Metabolic enzymes rarely regulate informational processes like gene expression. Yeast acetyl-CoA synthetases (Acs1p and 2p) are exceptional, as they are important not only for carbon metabolism but also are shown here to supply the acetyl-CoA for histone acetylation by histone acetyltransferases (HATs). acs2-Ts mutants exhibit global histone deacetylation, transcriptional defects, and synthetic growth defects with HAT mutants at high temperatures. In glycerol with ethanol, Acs1p is an alternate acetyl-CoA source for HATs.

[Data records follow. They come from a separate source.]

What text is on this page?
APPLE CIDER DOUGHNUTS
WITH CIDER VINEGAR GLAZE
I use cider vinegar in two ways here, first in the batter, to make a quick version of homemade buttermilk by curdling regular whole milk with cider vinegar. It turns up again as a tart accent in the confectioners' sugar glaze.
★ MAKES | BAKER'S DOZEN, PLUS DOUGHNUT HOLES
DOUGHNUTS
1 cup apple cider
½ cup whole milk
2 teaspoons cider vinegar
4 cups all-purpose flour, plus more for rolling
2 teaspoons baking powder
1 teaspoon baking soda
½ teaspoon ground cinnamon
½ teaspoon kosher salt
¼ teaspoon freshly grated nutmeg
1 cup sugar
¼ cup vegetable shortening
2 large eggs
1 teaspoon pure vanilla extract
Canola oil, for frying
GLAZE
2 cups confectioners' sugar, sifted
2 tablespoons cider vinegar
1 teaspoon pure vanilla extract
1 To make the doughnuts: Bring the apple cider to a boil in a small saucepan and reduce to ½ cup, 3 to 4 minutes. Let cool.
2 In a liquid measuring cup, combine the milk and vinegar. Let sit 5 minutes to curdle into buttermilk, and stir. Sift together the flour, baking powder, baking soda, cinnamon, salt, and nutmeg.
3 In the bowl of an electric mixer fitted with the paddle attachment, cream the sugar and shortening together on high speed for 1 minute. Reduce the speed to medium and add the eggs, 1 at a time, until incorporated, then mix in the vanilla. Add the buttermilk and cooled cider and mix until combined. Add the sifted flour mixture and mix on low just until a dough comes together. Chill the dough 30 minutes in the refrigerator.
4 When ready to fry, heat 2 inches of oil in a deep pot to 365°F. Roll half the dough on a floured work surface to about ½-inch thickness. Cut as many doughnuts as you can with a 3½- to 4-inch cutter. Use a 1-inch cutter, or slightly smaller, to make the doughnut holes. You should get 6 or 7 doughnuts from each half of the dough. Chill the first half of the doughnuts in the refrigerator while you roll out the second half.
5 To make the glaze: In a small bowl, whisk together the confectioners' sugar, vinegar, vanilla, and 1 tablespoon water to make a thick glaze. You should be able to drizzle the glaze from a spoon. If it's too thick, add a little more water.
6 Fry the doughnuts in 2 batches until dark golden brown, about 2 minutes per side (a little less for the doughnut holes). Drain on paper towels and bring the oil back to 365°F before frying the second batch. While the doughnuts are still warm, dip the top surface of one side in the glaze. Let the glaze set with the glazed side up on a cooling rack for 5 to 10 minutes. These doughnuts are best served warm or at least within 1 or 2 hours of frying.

Rapid deacetylation after Acs2p inactivation suggests nuclear acetyl-CoA synthesis is rate limiting for histone acetylation. Different histone lysines exhibit distinct deacetylation rates, with N-terminal tail lysines deacetylated rapidly and H3 lysine 56 slowly. Yeast mitochondrial and nucleocytosolic acetyl-CoA pools are biochemically isolated. Thus, acetyl-CoA metabolism is directly linked to chromatin regulation and may affect diverse cellular processes in which acetylation and metabolism intersect, such as disease states and aging.